Vavilov on Soviet Science

(Autumn 1952)

From Anglo-Soviet Journal, Vol. 13 No. 3, Autumn 1952.
Scanned and prepared for the Marxist Internet Archive by Paul Flewers.
Marked up by Einde O’ Callaghan for the Encyclopaedia of Trotskyism On-Line (ETOL).

Academician S.I. Vavilov
The Progress of Soviet Science
FLPH/Collet’s, 6d

In recent years it has been fashionable to mock at the Russians for commemorating the anniversaries of scientists of their nation whom they claim as the first inventors or discoverers in a number of fields. The names of the men in question being little known today in the West, the suggestion is sometimes made that the Russians are making false claims, inspired by some unhealthy spirit of national self-assertion. So firmly had this attitude become established that an article in the March issue of a publication so remote from Kremlin control as the United States Bulletin of the Atomic Scientists created quite a stir. The writer, whose aim was to disturb what he considered a dangerously smug state of mind concerning contemporary Soviet science, warned his readers that they were deceiving themselves if they did not appreciate that ‘Russian science has a 200-year-old tradition of high achievement’, beginning with Lomonosov’s enunciation of the principle of the conservation of energy in 1747, a century earlier than Meyer and Helmholtz. ‘It is true that Popov used electric waves for the transmission of messages before Marconi, and that Yablochkov’s incandescent lamps preceded those of Edison by several years.’
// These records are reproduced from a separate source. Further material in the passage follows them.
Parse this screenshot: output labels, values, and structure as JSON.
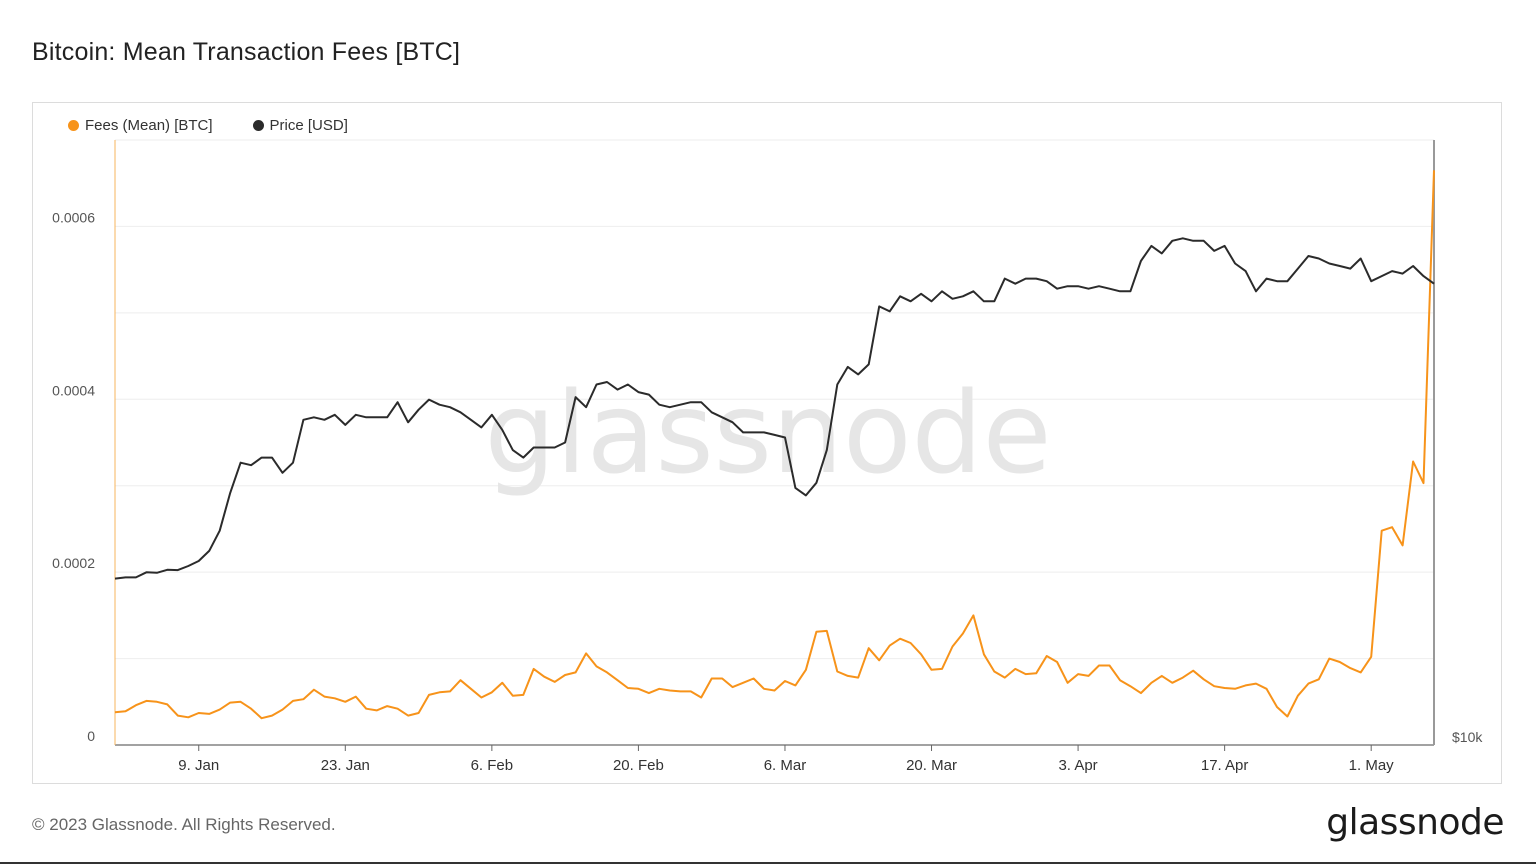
{
  "title": "Bitcoin: Mean Transaction Fees [BTC]",
  "footer": {
    "copyright": "© 2023 Glassnode. All Rights Reserved.",
    "logo": "glassnode"
  },
  "watermark": "glassnode",
  "colors": {
    "fees": "#f7931a",
    "price": "#2b2b2b",
    "grid": "#eeeeee",
    "axis_text": "#555555"
  },
  "legend": [
    {
      "label": "Fees (Mean) [BTC]",
      "color": "#f7931a"
    },
    {
      "label": "Price [USD]",
      "color": "#2b2b2b"
    }
  ],
  "chart_data": {
    "type": "line",
    "title": "Bitcoin: Mean Transaction Fees [BTC]",
    "xlabel": "",
    "ylabel": "",
    "x_start": "2023-01-01",
    "x_ticks": [
      {
        "label": "9. Jan",
        "day": 8
      },
      {
        "label": "23. Jan",
        "day": 22
      },
      {
        "label": "6. Feb",
        "day": 36
      },
      {
        "label": "20. Feb",
        "day": 50
      },
      {
        "label": "6. Mar",
        "day": 64
      },
      {
        "label": "20. Mar",
        "day": 78
      },
      {
        "label": "3. Apr",
        "day": 92
      },
      {
        "label": "17. Apr",
        "day": 106
      },
      {
        "label": "1. May",
        "day": 120
      }
    ],
    "y_left": {
      "min": 0,
      "max": 0.0007,
      "ticks": [
        0,
        0.0002,
        0.0004,
        0.0006
      ],
      "tick_labels": [
        "0",
        "0.0002",
        "0.0004",
        "0.0006"
      ]
    },
    "y_right": {
      "tick_labels": [
        "$10k"
      ]
    },
    "series": [
      {
        "name": "Fees (Mean) [BTC]",
        "axis": "left",
        "color": "#f7931a",
        "values": [
          3.8e-05,
          3.9e-05,
          4.6e-05,
          5.1e-05,
          5e-05,
          4.7e-05,
          3.4e-05,
          3.2e-05,
          3.7e-05,
          3.6e-05,
          4.1e-05,
          4.9e-05,
          5e-05,
          4.2e-05,
          3.1e-05,
          3.4e-05,
          4.1e-05,
          5.1e-05,
          5.3e-05,
          6.4e-05,
          5.6e-05,
          5.4e-05,
          5e-05,
          5.6e-05,
          4.2e-05,
          4e-05,
          4.5e-05,
          4.2e-05,
          3.4e-05,
          3.7e-05,
          5.8e-05,
          6.1e-05,
          6.2e-05,
          7.5e-05,
          6.5e-05,
          5.5e-05,
          6.1e-05,
          7.2e-05,
          5.7e-05,
          5.8e-05,
          8.8e-05,
          7.9e-05,
          7.3e-05,
          8.1e-05,
          8.4e-05,
          0.000106,
          9.1e-05,
          8.4e-05,
          7.5e-05,
          6.6e-05,
          6.5e-05,
          6e-05,
          6.5e-05,
          6.3e-05,
          6.2e-05,
          6.2e-05,
          5.5e-05,
          7.7e-05,
          7.7e-05,
          6.7e-05,
          7.2e-05,
          7.7e-05,
          6.5e-05,
          6.3e-05,
          7.4e-05,
          6.9e-05,
          8.7e-05,
          0.000131,
          0.000132,
          8.5e-05,
          8e-05,
          7.8e-05,
          0.000112,
          9.8e-05,
          0.000115,
          0.000123,
          0.000118,
          0.000105,
          8.7e-05,
          8.8e-05,
          0.000114,
          0.000129,
          0.00015,
          0.000105,
          8.5e-05,
          7.8e-05,
          8.8e-05,
          8.2e-05,
          8.3e-05,
          0.000103,
          9.6e-05,
          7.2e-05,
          8.2e-05,
          8e-05,
          9.2e-05,
          9.2e-05,
          7.5e-05,
          6.8e-05,
          6e-05,
          7.2e-05,
          8e-05,
          7.2e-05,
          7.8e-05,
          8.6e-05,
          7.6e-05,
          6.8e-05,
          6.6e-05,
          6.5e-05,
          6.9e-05,
          7.1e-05,
          6.5e-05,
          4.4e-05,
          3.3e-05,
          5.7e-05,
          7.1e-05,
          7.6e-05,
          0.0001,
          9.6e-05,
          8.9e-05,
          8.4e-05,
          0.000102,
          0.000248,
          0.000252,
          0.000231,
          0.000328,
          0.000303,
          0.000665
        ]
      },
      {
        "name": "Price [USD]",
        "axis": "right",
        "color": "#2b2b2b",
        "values": [
          16600,
          16650,
          16650,
          16850,
          16830,
          16950,
          16940,
          17100,
          17300,
          17700,
          18500,
          20000,
          21200,
          21100,
          21400,
          21400,
          20800,
          21200,
          22900,
          23000,
          22900,
          23100,
          22700,
          23100,
          23000,
          23000,
          23000,
          23600,
          22800,
          23300,
          23700,
          23500,
          23400,
          23200,
          22900,
          22600,
          23100,
          22500,
          21700,
          21400,
          21800,
          21800,
          21800,
          22000,
          23800,
          23400,
          24300,
          24400,
          24100,
          24300,
          24000,
          23900,
          23500,
          23400,
          23500,
          23600,
          23600,
          23200,
          23000,
          22800,
          22400,
          22400,
          22400,
          22300,
          22200,
          20200,
          19900,
          20400,
          21700,
          24300,
          25000,
          24700,
          25100,
          27400,
          27200,
          27800,
          27600,
          27900,
          27600,
          28000,
          27700,
          27800,
          28000,
          27600,
          27600,
          28500,
          28300,
          28500,
          28500,
          28400,
          28100,
          28200,
          28200,
          28100,
          28200,
          28100,
          28000,
          28000,
          29200,
          29800,
          29500,
          30000,
          30100,
          30000,
          30000,
          29600,
          29800,
          29100,
          28800,
          28000,
          28500,
          28400,
          28400,
          28900,
          29400,
          29300,
          29100,
          29000,
          28900,
          29300,
          28400,
          28600,
          28800,
          28700,
          29000,
          28600,
          28300
        ]
      }
    ],
    "grid": true,
    "legend_position": "top-left"
  }
}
The late President of the USSR Academy of Sciences, the eminent physicist S.I. Vavilov, in the pamphlet The Progress of Soviet Science, prefaces his account of science since the October Revolution with a review of the achievements and traditions of pre-revolutionary Russian science which helps to explain to the Western reader how it has come about that his awareness of Russia’s scientific contributions is frequently inadequate.

After a promising start in the Kiev period, Russian science suffered a severe setback as a result of the Mongol invasion in the thirteenth century. In the field of science, as in so many others, Russia paid a heavy price for acting as Europe’s shield against barbarism. (The service has hardly yet been adequately acknowledged in the West, while Russia’s losses incurred in rendering it have been made a reproach to her.) Consequently, Russia lagged behind at first in the great forward movement of European science which began in the sixteenth century. When at last, with Lomonosov in the eighteenth century, the Russian people began to show what they could do, they revealed an amazing quantity and quality of talent.

In relation to science, however, as with everything else in the cultural sphere, there was not one Russia but two. On the one hand, many remarkable men, pioneers in many departments of research; but on the other, ‘official’ Russia, neglecting and despising them and striving to restrict their activities. All that the Tsarist government wanted from science was a mere mechanical reproduction of the minimum of technicians indispensable for military and administrative needs. Research was starved of funds and facilities. Official suspicion of genuine science culminated in the tragic disruption of Moscow University in 1910, when police interference led to the mass resignation of the professors.

Because this was the socio-political framework in which Russian science had to struggle before 1917, the homeland of Yablochkov and Ladygin was unable to produce a single incandescent electric bulb. The brilliant initiatives of Russian research workers could not be followed up in their own country; all too often, the foreigners who ‘borrowed’ their ideas – to the advantage of mankind – did so without acknowledgements to the pioneers.

Academician Vavilov describes the benefits to Russian science that resulted from the October Revolution, and traces the principal achievements of Soviet scientists. His account of the organisation of science and the role of science in the national economy is illuminating.

To Soviet scientists [he observes] the past decades have made the idea of planning a natural and accustomed concept, an essential attribute of their work. There is no possibility, of course, of planning out ‘unexpected’ scientific results and discoveries; but all true science must contain a very large proportion of well-founded anticipation and prevision ... The plan of scientific development in a socialist state must, of course, link up with the state economic plan. At the same time science must always work ahead, accumulating reserves for the future; only then will it fulfil its role of illuminating the path to be traversed in practice.